Litecoin, or LTC, was created by Charlie Lee – a former Google employee – in 2011. His idea was to create a lighter version of Bitcoin, which is represented in the name of the cryptocurrency. While Bitcoin is the “gold” in the Cryptoverse, Litecoin is often referred to as “silver”. Litecoin transactions became popular for cheaper everyday purposes.
Litecoin was released on GitHub and went live on October 13, 2011, as a Hard Fork of Bitcoin Core client. Technically, LTC is an improved clone of Bitcoin. It’s capped at 84 million and has a mean block time of 2.5 minutes. The Litecoin block reward is halved every 840,000 blocks.
Both Bitcoin and Litecoin use Proof of Work consensus mechanism for mining. Bitcoin uses SHA 256 algorithm unlike LTC, which is built on Scrypt.
Litecoin introduced the Atomic Swaps – cross-chain exchange of coins without the need for a third party.
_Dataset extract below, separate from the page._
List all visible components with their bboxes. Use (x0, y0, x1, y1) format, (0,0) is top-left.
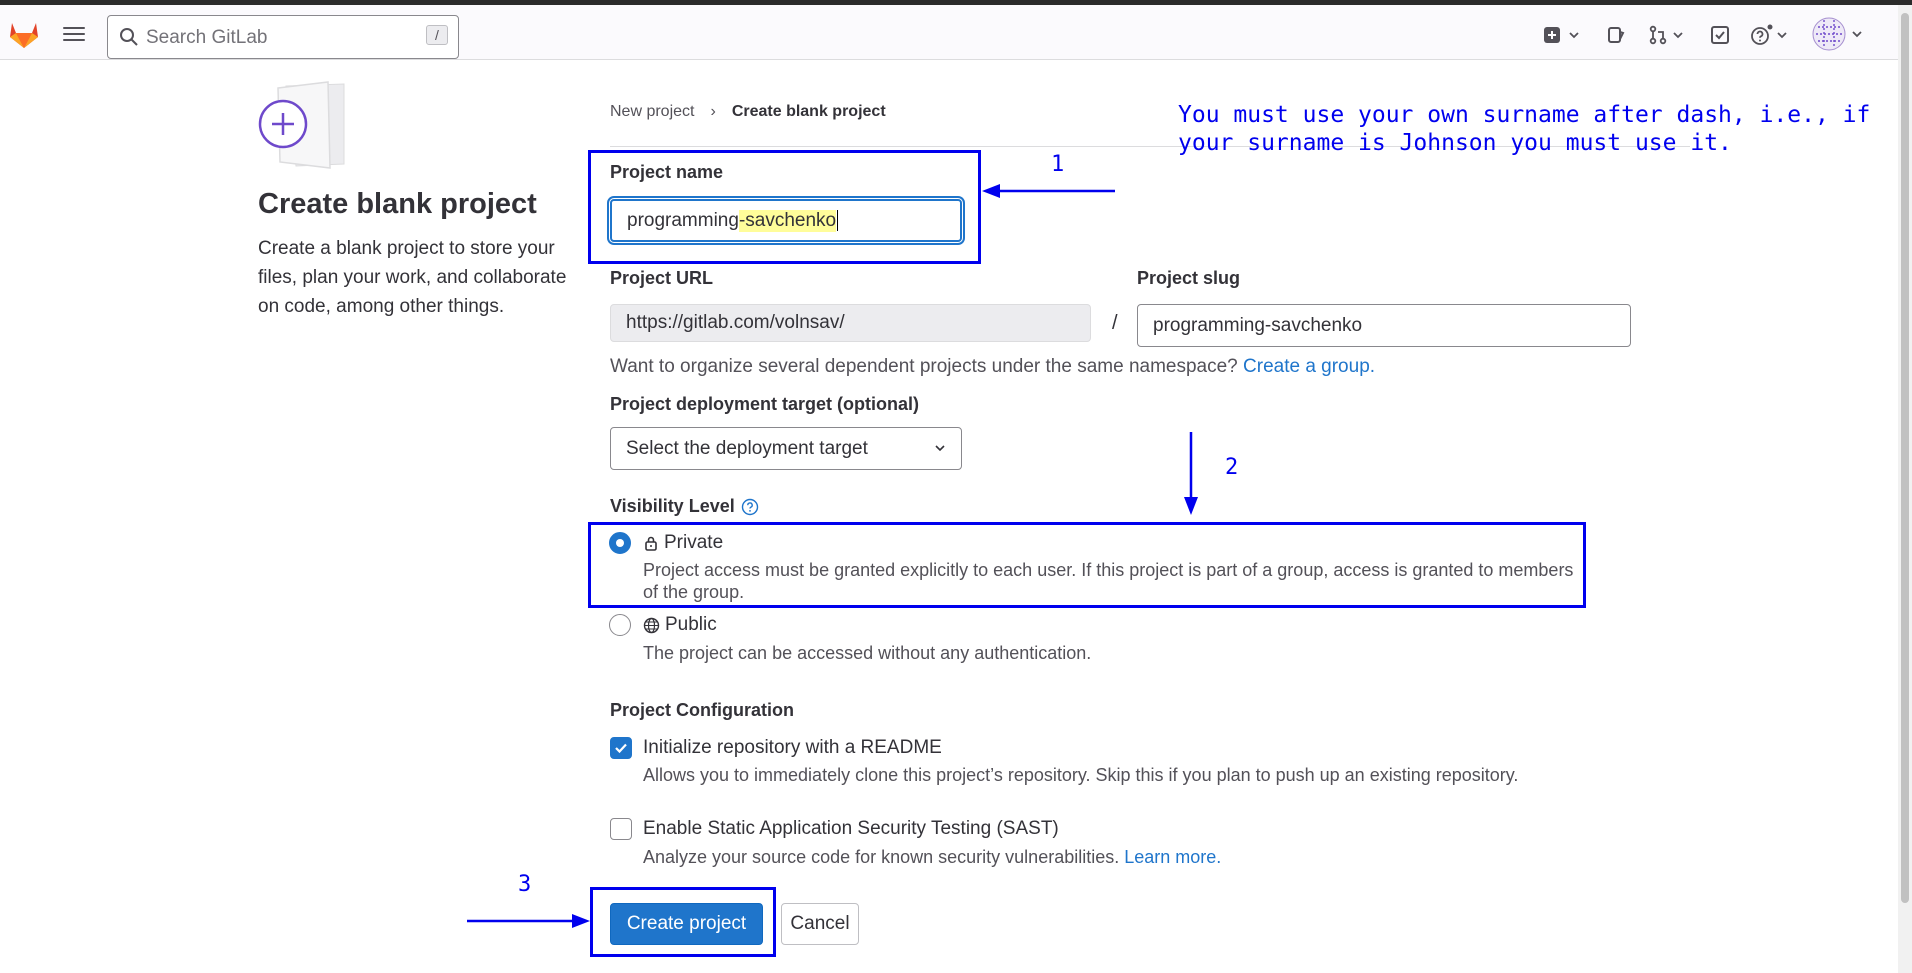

To “lighten” the network the LTC supports SegWit – Segregated Witness, which was successfully launched on the network in 2017. SegWit is a technology that helps alter the block size limit on a blockchain by removing signature data from the transaction. The “Segregated” part of the name comes from how the technology works, as it basically “separates” and then “witnesses the transaction” to ensure that it’s safe and secure.
The SegWit implementation gave the opportunities to develop the network and roll new applications, like the Lightning Network.